Monday, January 5, 2009

It's a New Day in Washington...and It's Not What You Think


Yes, big changes are coming to our Nation's Capital. Most everyone thinks those changes begin January 20th when Barrack Obama is innaugerated as our country's 44th President. But in fact, the changes begin when the 111th Congress convenes on January 5th.

The 111th Congress will feature a Senate Appropriations Committee chaired by Senator Daniel Inouye of Hawaii and not by Senator Robert C. Byrd of West Virginia. After serving on the Committee since 1989, Byrd succumbed to pressure from Democratic leaders this past November and gave up the Committee chairmanship. On the surface, this may not seem much. But, in many ways, it's comparable to taking a child out of a candy store.

Byrd's long record of bringing pork barrel projects to West Virginia has been documented dozens of times over. It seems you can't swing a dead cat or, more appropriately, a dead road kill deer anywhere in West Virginia without hitting something named after Senator Byrd. My favorite Byrd project I've read about is the Robert C. Byrd Hardwood Technologies Center. If you search the internet for information on the Byrd Hardwood Technologies Center, you'll find dozens of articles on Byrd's long history of pork projects, but very little on what the Center actually does.


Now, I have to admit to being somewhat of a hypocrite in criticizing Byrd's pet projects. My parents moved back to West Virginia twelve years ago and I use the Robert C. Byrd Appalachian Highway System every time I visit them. Byrd's road projects have brought transportation to and from West Virginia light years forward from the awful crooked two lane roads that never failed to make me car sick every time my parents dragged me to West Virginia back when I was a kid.

One of Byrd's latest pork barrel goodies is a road project called Corridor H. Corridor H is will be a four lane divided highway which will run from the West Virginia-Virginia border west of Strasburg, Virginia to Interstate 79 near Weston, West Virginia. Several small sections of Corridor H have been opened, but the entire project won't be completed for years. With Interstate 64 entering West Virginia from Virginia to the south and Interstate 68 entering West Virginia from Maryland to the north, the need for Corridor H is very much in question. In question for everyone, that is, except me. Corridor H would cut the time it takes me to drive to my parents' house by an hour or so.

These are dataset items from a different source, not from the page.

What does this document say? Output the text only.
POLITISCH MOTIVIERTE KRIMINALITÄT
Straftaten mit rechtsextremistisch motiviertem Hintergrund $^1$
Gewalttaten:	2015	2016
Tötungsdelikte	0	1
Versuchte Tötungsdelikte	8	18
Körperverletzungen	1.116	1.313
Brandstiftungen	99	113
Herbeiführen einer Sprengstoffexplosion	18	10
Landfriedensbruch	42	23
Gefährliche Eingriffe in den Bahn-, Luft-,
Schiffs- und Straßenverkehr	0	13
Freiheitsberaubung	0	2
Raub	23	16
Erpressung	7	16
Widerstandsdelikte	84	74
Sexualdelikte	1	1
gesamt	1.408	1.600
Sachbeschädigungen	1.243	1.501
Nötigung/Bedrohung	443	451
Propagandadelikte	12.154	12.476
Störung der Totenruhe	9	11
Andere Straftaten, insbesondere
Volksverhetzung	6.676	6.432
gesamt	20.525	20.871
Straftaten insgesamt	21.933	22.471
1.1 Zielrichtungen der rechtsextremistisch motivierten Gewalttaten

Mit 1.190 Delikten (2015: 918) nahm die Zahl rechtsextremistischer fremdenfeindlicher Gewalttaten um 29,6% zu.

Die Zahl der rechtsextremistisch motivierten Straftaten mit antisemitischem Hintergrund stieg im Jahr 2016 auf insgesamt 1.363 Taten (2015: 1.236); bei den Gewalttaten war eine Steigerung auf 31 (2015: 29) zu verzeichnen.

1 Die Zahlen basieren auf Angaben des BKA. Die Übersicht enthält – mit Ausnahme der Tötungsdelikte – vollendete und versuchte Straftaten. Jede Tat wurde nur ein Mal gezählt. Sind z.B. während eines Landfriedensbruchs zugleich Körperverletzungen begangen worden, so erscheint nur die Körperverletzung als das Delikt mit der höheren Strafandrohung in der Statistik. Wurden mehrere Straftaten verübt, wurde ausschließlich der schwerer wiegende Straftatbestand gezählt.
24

Although Senator Byrd is best known for his pork barrel projects, he is also known for his ego, his somewhat checkered past and his attempts at fiddle playing. Byrd has been known to refer to himself as "Big Daddy" and, as recently as last summer, was shown on a national news program bragging about the number of pork projects he has brought to West Virginia.


As to his past, prior to his election to the House of Representatives in 1952, Byrd was an active member of the Ku Klux Klan and had been elected Exalted Cyclops of his local chapter. (And all this time, I thought the only Exalted Cyclops in the Klan was John Goodman's character in Oh Brother Where Art Thou.)

Byrd and his fiddle have made numerous appearances throughout the years. He has sawed away on Hee Haw, at the Grand Ole Opry and even at the Kennedy Center, all the while playing up his image as a true West Virginian. My dad recently told me I saw the good senator sitting in with a distant cousin's bluegrass band back in the 70's. I don't remember it, but then again, how many nine year olds would pay attention to a fiddling senator?

Now 91, in poor health, and the longest serving Senator in the country's history, Robert C. Byrd doesn't play his fiddle much anymore. And beginning January 5, 2009, he won't have the country's purse strings to play much with either.

1 comment:

  1. 1. "Exalted Cyclops" sounds like a buffoonish third tier bad guy in a Greek myth rip-off choose your own adventure fantasy novel. It's hard to believe stuff like that isn't intentional self-mockery. Racism / violence / overall scumbaggery aside, I've always thought the most fascinating aspect of Klan psychology was the breathtaking lack of self-awareness. I mean, it's a special cocktail of delusion and provincialism that moves someone to proudly bear a moniker like "Exalted Cyclops".

    2. However prodigious his predilection for pork, Byrd was still no match for the Maestro of Earmark Malfeasance himself, Ted Stevens.

    3. Context: Some earmarks are bad, and certainly the worst of them are easy to lampoon (bridges to nowhere, Hardwood Technologies Centers, and the like). But many are quite integral to local economies, and in any event pork appropriations are a tiny portion of overall federal expenditures. The money we've just appropriated to AIG (and their well-compensated executives), to take but one infuriating example, exceeds several fiscal years worth of "pork", and we sure as hell don't have any bridges or buildings to show for it.

    4. I decided that all Coen Brothers comedies are overrated. Except Fargo. Wait, is Fargo a comedy?